Diners are greeted by a pair of nine-foot ice display tables on which dozens of varieties of fish, local and imported. are lined up in tidy rows like a lollipops in a candy store.
Bright-eyed silvery hogfish, gleaming red snapper, gray-blue branzino, pink salmon from Scotland and zebra-striped lionfish are laid out reverentially. Tanks hold gorgeous Maine lobsters and succulent golden crabs, while more stunning selections of bivalves crowd the ice displays.
The waiters, a crew of eager, handsome recruits, are well trained, knowledgeable and polite, though runners seem a bit befuddled at times. Don’t expect a breadbasket to land on the table unannounced. If you want it, you may have to ask. We did. But it is well worth the carbs for the toasty rustic, ciabatta slices that are as chewy and crusty as a fine European baker’s.
Most of the rest of the menu is (or can be had) gluten-free thanks to accommodating and talented chef Oscar Quezada. He is also happy to halve orders or cook something off the menu. A self-taught talent from Mexico, he spent decades in Islamorada near the second home of Fish Fish owners Melvyn Franks and Rebecca Nachlas.
Quezada shows off a practiced hand with fantastic range of dishes coming out of his efficient kitchen. He makes a mean New England chowder with velvety texture and chunky array of potatoes, bacon, thyme and big fat clams. His rock shrimp tempura with a chipotle-spiked remoulade sauce could rival the dish made famous by Nobu. Jumbo lump crabmeat cake is indeed meaty and spicy and flattened to make sure it is cooked evenly.
Main courses are where true pescatarians can continue to celebrate our sea’s bounty in the kind of seafood that ought to be everywhere on our shorefront city but is rarely seen.
We sampled the stunning whole fried fish with a fine Asian dipping sauce as well as a rich, lemony aioli. Tough choice, but we ended up with the dramatic lionfish, the venomous, reef-dwelling invasive species that is threatening our coastal biodiversity. I had only ever seen it in saltwater tanks as an ornamental.
Stunning steamed mussels with white wine and buttery garlic can also be had with stunning Venus Sun Ray clams from our west coast. Chef Oscar’s signature, a pan-roasted grouper with a slightly creamy orange sauce and truffle mushroom risotto, is a delightful if somewhat heavy indulgence.

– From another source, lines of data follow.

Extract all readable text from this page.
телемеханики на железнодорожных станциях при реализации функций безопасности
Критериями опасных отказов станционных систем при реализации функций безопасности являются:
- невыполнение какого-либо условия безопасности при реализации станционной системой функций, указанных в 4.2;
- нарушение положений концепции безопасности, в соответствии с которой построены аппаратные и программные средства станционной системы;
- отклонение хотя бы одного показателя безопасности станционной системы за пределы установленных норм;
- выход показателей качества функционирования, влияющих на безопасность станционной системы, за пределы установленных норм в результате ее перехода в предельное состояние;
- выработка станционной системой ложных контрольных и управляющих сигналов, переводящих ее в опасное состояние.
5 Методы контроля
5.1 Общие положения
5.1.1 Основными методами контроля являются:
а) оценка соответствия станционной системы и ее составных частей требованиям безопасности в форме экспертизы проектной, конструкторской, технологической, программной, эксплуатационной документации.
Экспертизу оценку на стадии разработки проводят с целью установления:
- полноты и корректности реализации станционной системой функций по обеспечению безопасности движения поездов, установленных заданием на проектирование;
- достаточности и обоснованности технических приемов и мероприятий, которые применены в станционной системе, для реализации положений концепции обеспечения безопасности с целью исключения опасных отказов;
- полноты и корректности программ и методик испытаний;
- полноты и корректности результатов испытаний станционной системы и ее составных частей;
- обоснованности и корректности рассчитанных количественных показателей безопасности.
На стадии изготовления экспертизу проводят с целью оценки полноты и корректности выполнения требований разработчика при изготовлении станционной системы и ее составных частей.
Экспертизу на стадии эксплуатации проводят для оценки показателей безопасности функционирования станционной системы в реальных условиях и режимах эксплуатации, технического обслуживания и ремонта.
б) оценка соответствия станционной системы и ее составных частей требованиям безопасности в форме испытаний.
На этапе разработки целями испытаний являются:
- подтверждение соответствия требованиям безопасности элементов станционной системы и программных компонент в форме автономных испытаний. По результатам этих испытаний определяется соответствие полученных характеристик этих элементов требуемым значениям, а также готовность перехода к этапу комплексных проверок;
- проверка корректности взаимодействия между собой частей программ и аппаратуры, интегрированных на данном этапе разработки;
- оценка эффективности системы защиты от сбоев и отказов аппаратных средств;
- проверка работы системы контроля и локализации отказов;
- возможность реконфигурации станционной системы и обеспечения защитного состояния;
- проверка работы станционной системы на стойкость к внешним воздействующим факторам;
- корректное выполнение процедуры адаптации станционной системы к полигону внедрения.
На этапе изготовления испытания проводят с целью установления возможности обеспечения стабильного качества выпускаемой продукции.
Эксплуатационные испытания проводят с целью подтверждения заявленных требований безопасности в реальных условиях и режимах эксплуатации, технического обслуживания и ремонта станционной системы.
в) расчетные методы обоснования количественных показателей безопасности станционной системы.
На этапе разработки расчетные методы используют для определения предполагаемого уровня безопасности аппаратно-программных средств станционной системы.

Pastas and risottos are expertly tended, including a housemade fettuccini packed with seafood including shrimp, scallops and a fist-sized lobster tail. Even better is shrimp scampi over linguini with a buttery wine and garlic sauce.
An array of salads is fresh, colorful and delicious. A nice touch, and a sign of how the kitchen is thinking: Two Caesar salads give an option for a classic or a deconstructed version with grilled whole Romaine leaves.
That is not to say that this is cutting edge cuisine. On the contrary. The menu offers wholesome, hearty, simple and delicious fare with some of the freshest and most diverse offerings, including oysters from around the world and our own backyard.
Desserts like individual key lime pies and apple tart do the trick. And though a chocolate molten cake came highly recommended, mine had no liquid center but instead had the rubbery consistency of an oversteamed British pudding.
The wine list is serviceable and cocktails are creative. But be warned, a seat at the bar can be tough to score during weekends. It is well worth a wait for the special $6 bites that include signature gems like fried calamari and grilled shrimp with Thai dipping sauce.
Though the tab does seem expensive for an out-of- the-way strip mall, a meal at Fish squared is like an odyssey where the namesake seafood is always delicious delicious.